Then, use a sieve or some kind of strainer, ladle the slurry and use the back of the ladle to push the mash through the screen. You get a sauce that can go through a squirt top, and a byproduct is a seedy pulp that could still have some use like making a pepper vinegar.


----------



## gmc2003 (Jul 17, 2018)

Here's a thread with a few methods/recipes. It should get you pointed in the right direction.
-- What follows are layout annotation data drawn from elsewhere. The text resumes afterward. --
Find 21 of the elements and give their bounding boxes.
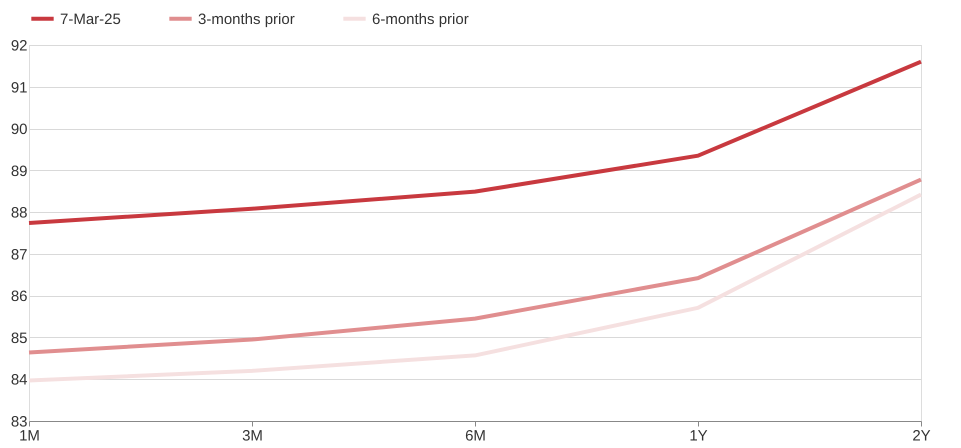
y-tick-label: 89 [10,162,28,180]
line-series [27,192,923,382]
x-tick-label: 2Y [912,428,931,444]
y-tick-label: 86 [10,288,28,306]
legend-label: 7-Mar-25 [60,10,121,28]
line-series [27,60,923,225]
y-tick-label: 83 [10,414,28,430]
y-tick-label: 85 [10,330,28,347]
x-tick-label: 1Y [689,428,708,444]
y-tick-label: 92 [10,38,28,54]
line-series [27,178,923,354]
x-tick-label: 1M [19,428,40,444]
legend-label: 6-months prior [372,10,469,28]
y-tick-label: 84 [10,372,28,389]
x-tick-label: 6M [465,428,486,444]
y-tick-label: 87 [10,246,28,264]
y-tick-label: 91 [10,79,28,96]
y-tick-label: 88 [10,204,28,222]
legend-label: 3-months prior [198,10,295,28]
y-tick-label: 90 [10,121,28,138]
x-tick-label: 3M [242,428,263,444]
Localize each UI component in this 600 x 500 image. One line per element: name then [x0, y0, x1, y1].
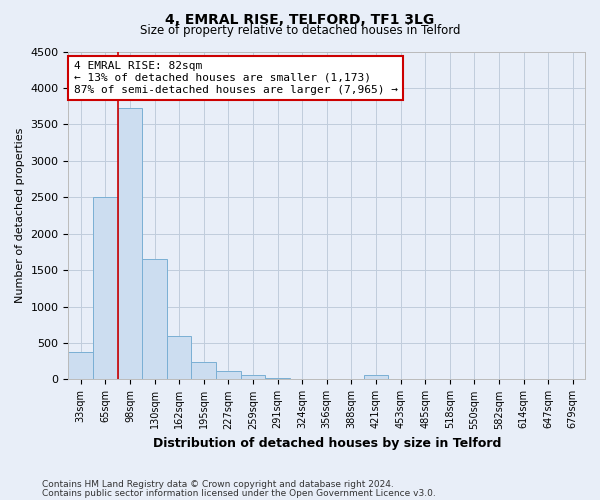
Bar: [241, 374, 265, 380]
Bar: [167, 336, 191, 380]
Bar: [191, 362, 216, 380]
Bar: [364, 374, 388, 380]
Bar: [142, 259, 167, 380]
Text: Contains HM Land Registry data © Crown copyright and database right 2024.: Contains HM Land Registry data © Crown c…: [42, 480, 394, 489]
Bar: [265, 378, 290, 380]
X-axis label: Distribution of detached houses by size in Telford: Distribution of detached houses by size …: [152, 437, 501, 450]
Y-axis label: Number of detached properties: Number of detached properties: [15, 128, 25, 303]
Text: Contains public sector information licensed under the Open Government Licence v3: Contains public sector information licen…: [42, 490, 436, 498]
Text: 4, EMRAL RISE, TELFORD, TF1 3LG: 4, EMRAL RISE, TELFORD, TF1 3LG: [166, 12, 434, 26]
Bar: [118, 108, 142, 380]
Text: 4 EMRAL RISE: 82sqm
← 13% of detached houses are smaller (1,173)
87% of semi-det: 4 EMRAL RISE: 82sqm ← 13% of detached ho…: [74, 62, 398, 94]
Bar: [68, 352, 93, 380]
Bar: [216, 372, 241, 380]
Text: Size of property relative to detached houses in Telford: Size of property relative to detached ho…: [140, 24, 460, 37]
Bar: [93, 198, 118, 380]
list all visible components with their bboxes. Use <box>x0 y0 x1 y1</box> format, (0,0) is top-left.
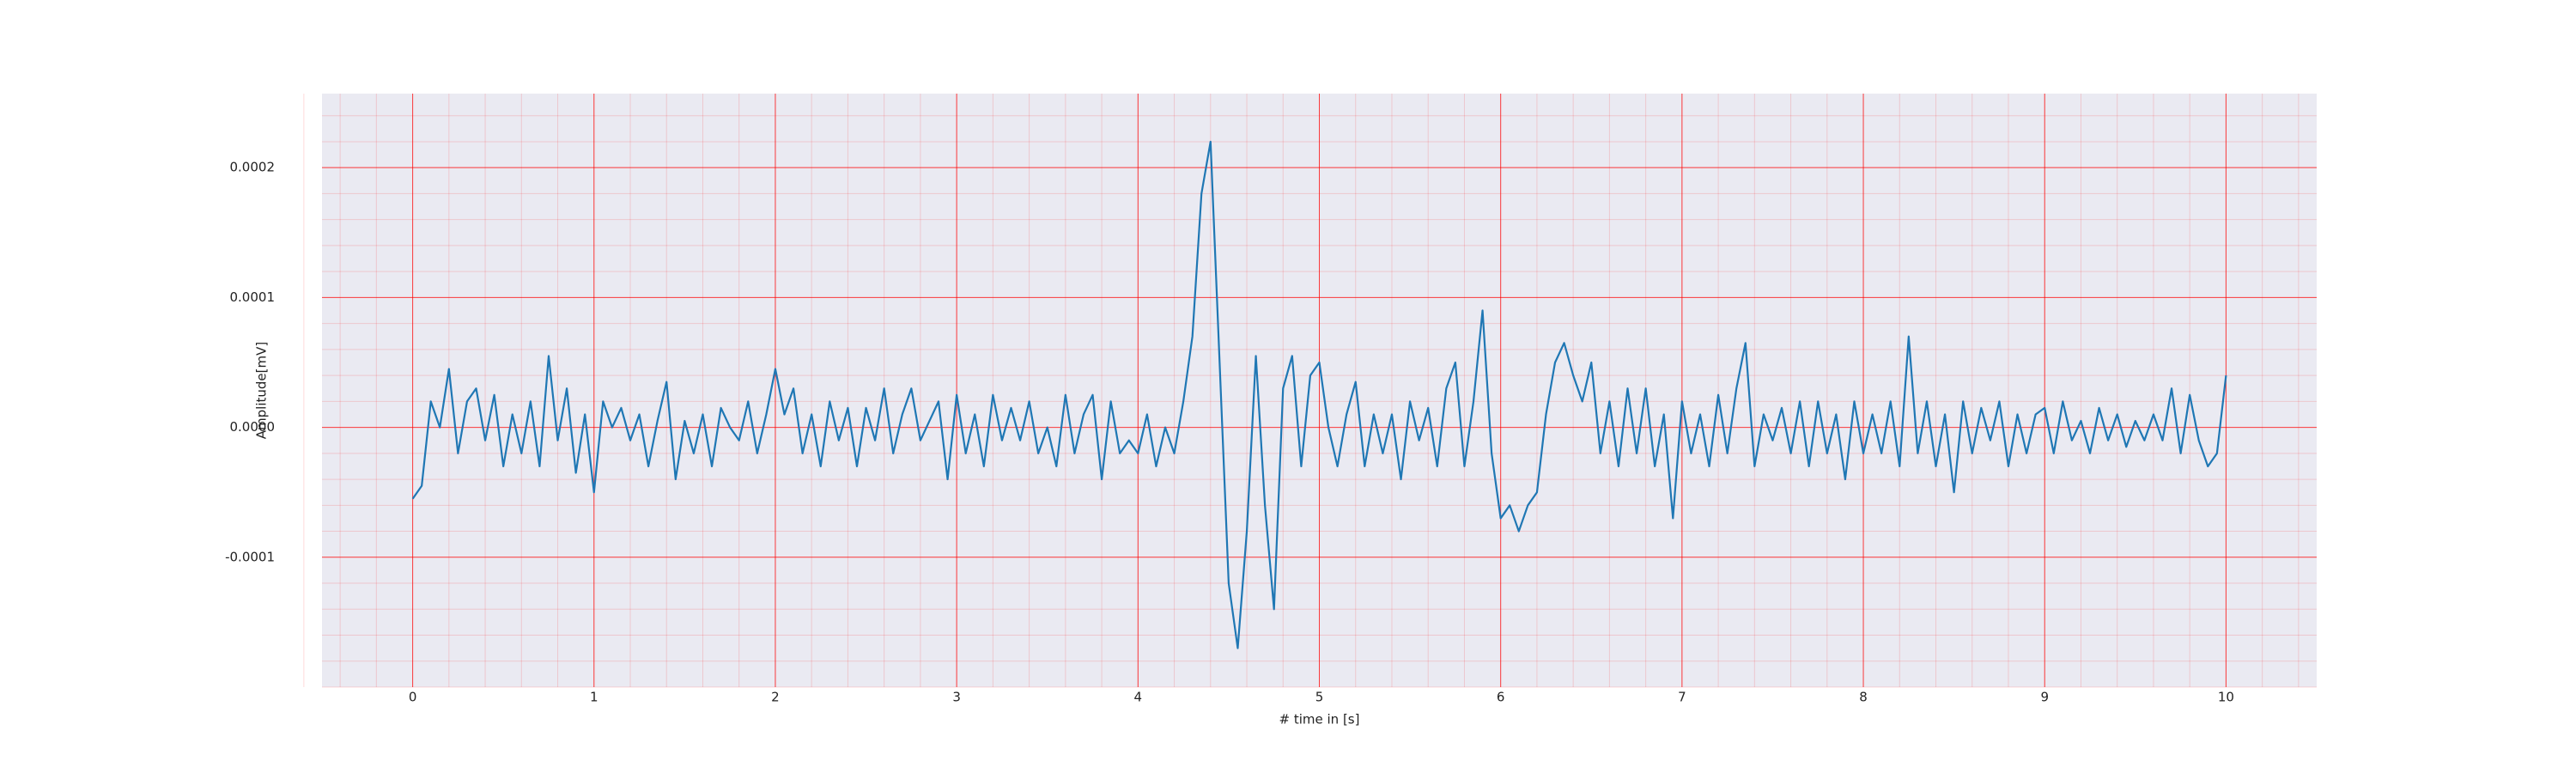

https://www.smokingmeatforums.com/threads/hot-sauce-help.269543/

Chris


----------



## bluewhisper (Jul 17, 2018)

After handling hot peppers for a minute or so, it is important to rub your eye.


----------



## AllAces (Jul 17, 2018)

Here is the simplest hot sauce that I make:
One cup of fresh Ghost Chili peppers
Half cup of molasses
Half cup apple cider vinegar
Put everything in a blender until the peppers are finely ground.
Simmer in a skillet until the liquid reduces to about half a cup.
Strain and bottle in glass.
Highly recommend using food handling gloves.


----------



## Braz (Jul 17, 2018)

bluewhisper said:


> After handling hot peppers for a minute or so, it is important to rub your eye.


Or pee.


----------



## zwiller (Jul 17, 2018)

LOL.  I have to ask, is the final product really going to end up much better than say Franks?  IE - I have friends that make their own ketchup but don't feel theirs is even in in the ballpark of Heinz.  That said, I make quite a few things like beer that totally are better than commercial stuff.  I am lusting for the ultimate wing sauce and have tried alot of things but they all fall short.  Only thing I haven't done is scratch.


----------